Seokjeok-eup is a town (eup in Korean) in South Korea on the Nakdong River. It is part of Chilgok and is situated roughly midway between the cities of Gumi and Waegwan. Many residents work at the small, mostly owner-operated local shops. However, the vast majority of the population works in either Gumi and Waegwan, and the village itself serves primarily as a bedroom community.

==Uprising in Seokjeok (1948)==

On February 2, 1948, a revolt took place that was triggered by the lack of welfare and support the government gave to keep Seokjeok a prosperous and well funded town (considering that Seokjeok was not a very wealthy town). The uprising later reached a point in which the Republic of Korea's Army and Air Force had to take action. The engagement resulted in fifty-two civilian deaths and fourteen soldiers. Many were injured. The revolt officially ended on February 10, 1948, when the South Korea government agreed to profit Seokjeok (in which it later was temporarily discontinued due to the start of the Korean War).

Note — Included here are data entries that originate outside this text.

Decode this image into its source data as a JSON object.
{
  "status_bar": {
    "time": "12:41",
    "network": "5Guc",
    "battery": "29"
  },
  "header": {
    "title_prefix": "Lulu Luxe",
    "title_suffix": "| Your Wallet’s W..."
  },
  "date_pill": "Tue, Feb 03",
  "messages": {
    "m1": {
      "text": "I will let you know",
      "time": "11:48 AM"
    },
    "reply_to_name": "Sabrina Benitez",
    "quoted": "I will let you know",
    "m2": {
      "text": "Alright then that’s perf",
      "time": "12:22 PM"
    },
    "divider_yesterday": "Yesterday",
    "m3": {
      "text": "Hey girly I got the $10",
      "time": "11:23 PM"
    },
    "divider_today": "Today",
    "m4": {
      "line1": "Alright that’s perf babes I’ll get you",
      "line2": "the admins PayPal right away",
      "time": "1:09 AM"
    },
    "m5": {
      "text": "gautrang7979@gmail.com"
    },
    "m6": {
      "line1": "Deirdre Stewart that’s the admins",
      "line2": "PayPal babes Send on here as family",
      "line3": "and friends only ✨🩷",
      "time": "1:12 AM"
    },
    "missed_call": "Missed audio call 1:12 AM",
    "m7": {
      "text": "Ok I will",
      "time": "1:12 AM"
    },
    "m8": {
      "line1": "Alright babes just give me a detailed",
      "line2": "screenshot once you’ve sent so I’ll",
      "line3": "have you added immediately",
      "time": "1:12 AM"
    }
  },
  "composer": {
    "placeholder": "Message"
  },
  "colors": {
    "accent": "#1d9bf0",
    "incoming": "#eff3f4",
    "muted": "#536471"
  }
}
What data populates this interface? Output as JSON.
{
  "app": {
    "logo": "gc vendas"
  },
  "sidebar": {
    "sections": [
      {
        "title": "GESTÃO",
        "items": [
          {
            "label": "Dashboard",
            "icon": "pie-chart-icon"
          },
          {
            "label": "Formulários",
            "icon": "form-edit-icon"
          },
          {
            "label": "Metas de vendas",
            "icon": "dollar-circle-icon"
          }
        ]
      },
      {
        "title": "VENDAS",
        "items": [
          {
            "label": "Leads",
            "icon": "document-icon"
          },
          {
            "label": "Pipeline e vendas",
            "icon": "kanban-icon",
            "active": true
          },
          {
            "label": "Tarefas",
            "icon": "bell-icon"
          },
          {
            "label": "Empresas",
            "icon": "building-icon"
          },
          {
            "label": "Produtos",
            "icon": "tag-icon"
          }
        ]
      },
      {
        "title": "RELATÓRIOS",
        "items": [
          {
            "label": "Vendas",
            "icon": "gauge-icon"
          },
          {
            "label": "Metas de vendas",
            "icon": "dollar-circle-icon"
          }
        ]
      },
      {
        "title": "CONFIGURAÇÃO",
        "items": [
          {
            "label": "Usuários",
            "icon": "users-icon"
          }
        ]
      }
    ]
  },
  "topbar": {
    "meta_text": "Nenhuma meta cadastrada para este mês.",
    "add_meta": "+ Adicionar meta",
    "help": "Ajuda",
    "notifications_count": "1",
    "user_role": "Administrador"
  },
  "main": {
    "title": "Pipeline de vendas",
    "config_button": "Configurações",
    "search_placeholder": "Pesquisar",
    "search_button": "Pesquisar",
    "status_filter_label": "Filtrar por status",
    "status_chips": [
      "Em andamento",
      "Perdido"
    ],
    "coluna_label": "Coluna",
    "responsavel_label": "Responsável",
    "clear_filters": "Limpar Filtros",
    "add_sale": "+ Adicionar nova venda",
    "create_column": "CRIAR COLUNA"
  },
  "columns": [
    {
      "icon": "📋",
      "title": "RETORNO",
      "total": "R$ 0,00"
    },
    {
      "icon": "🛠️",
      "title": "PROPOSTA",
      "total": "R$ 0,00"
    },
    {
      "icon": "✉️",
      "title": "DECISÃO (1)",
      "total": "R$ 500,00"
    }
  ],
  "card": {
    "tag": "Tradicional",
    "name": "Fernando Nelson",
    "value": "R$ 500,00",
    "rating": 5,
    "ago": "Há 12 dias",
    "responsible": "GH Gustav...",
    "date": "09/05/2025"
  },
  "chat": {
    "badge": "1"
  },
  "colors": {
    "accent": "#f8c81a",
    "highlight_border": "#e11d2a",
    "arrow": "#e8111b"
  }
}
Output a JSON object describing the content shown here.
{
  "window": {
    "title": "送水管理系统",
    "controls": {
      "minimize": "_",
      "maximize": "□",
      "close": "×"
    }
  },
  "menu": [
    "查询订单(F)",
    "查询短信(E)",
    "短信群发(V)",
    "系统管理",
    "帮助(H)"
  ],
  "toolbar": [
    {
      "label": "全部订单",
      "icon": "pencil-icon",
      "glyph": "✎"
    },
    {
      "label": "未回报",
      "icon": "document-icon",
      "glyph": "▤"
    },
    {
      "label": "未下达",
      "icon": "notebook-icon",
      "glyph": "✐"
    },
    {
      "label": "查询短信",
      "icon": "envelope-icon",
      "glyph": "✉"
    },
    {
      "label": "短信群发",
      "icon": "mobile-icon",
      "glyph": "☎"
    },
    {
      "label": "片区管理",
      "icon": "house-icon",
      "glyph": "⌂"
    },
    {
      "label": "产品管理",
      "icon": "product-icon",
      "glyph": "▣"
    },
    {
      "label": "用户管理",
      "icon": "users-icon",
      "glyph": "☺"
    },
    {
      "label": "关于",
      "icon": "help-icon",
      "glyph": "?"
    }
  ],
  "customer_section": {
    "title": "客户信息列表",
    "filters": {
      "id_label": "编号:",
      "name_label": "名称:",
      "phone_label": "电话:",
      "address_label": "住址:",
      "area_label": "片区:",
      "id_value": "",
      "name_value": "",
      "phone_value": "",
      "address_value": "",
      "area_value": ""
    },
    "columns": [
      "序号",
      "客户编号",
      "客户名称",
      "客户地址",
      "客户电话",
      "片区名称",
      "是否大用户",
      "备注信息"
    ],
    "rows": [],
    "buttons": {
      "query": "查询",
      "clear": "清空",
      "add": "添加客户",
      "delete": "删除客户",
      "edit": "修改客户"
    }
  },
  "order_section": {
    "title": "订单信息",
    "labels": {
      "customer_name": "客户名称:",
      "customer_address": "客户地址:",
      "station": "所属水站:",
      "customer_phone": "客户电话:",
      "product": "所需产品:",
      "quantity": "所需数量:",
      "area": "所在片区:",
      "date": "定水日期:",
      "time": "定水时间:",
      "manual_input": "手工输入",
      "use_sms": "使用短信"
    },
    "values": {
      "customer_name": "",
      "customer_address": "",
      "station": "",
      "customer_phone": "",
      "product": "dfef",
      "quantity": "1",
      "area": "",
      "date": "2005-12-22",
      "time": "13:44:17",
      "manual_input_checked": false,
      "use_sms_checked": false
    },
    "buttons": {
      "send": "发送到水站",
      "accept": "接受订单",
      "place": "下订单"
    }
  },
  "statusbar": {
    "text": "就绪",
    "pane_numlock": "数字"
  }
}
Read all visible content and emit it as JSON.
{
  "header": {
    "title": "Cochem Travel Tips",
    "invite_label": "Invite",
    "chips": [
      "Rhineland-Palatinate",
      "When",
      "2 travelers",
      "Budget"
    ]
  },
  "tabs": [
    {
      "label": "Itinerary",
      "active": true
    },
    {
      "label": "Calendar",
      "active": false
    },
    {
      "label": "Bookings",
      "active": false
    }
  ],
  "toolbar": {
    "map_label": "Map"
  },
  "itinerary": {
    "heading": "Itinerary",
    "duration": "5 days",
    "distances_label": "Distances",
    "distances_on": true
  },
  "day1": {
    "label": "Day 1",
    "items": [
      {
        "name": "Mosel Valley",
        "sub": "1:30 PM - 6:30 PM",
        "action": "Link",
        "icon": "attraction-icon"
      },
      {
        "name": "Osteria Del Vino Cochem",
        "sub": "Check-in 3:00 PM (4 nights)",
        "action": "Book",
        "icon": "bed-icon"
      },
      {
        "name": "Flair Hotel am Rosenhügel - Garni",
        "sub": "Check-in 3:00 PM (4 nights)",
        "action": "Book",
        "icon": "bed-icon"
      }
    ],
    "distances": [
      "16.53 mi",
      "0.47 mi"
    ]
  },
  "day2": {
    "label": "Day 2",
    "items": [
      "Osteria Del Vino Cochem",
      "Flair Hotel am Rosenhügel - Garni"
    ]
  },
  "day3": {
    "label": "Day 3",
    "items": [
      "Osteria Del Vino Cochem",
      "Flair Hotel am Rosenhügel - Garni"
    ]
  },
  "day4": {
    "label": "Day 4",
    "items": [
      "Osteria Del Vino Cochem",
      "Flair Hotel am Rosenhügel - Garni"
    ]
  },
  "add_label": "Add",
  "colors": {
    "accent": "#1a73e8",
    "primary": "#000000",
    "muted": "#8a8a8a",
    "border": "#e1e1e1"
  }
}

==Dissemination of local information==

The village is equipped with a public address system, used to provide critical information regarding military service or the Korean analogue to Amber alerts, among other relevant information.

==Cultural norms==

Seokjeok is a clean city. It is uncommon to find cigarette butts or spent chewing gum in the streets. High-rise apartment complexes dominate the landscape. In these large complexes, there is a cultural analogue to freecycling, whereby disused or no longer needed items such as furniture, small appliances, and window dressings are not discarded, but put either on the street or in enclosures reserved for that purpose. Perfectly serviceable items can be obtained for free simply by picking them up from the street. Specialized bins are reserved for general trash, food garbage, and recycling, and any attempt to place an item in an inappropriate bin will be met with a correction from a citizen or security officer.

==Shopping and eating==

The village of Seokjeok is peppered with HOF (beer) bars, takeout shops, and a few traditional restaurants. In addition, bakeries often sell sandwiches and sweet baps filled with custard for a light snack. Woobang terminal can be accessed using the 10 bus service, and a short walk to Woobang Station provides access to Daegu, approximately 15 minutes away. Gumi can be accessed using the 55 or 555 service in the opposite direction. Very large retail stores such as Lotte Mart and E-Mall can be found on the bus line in Gumi.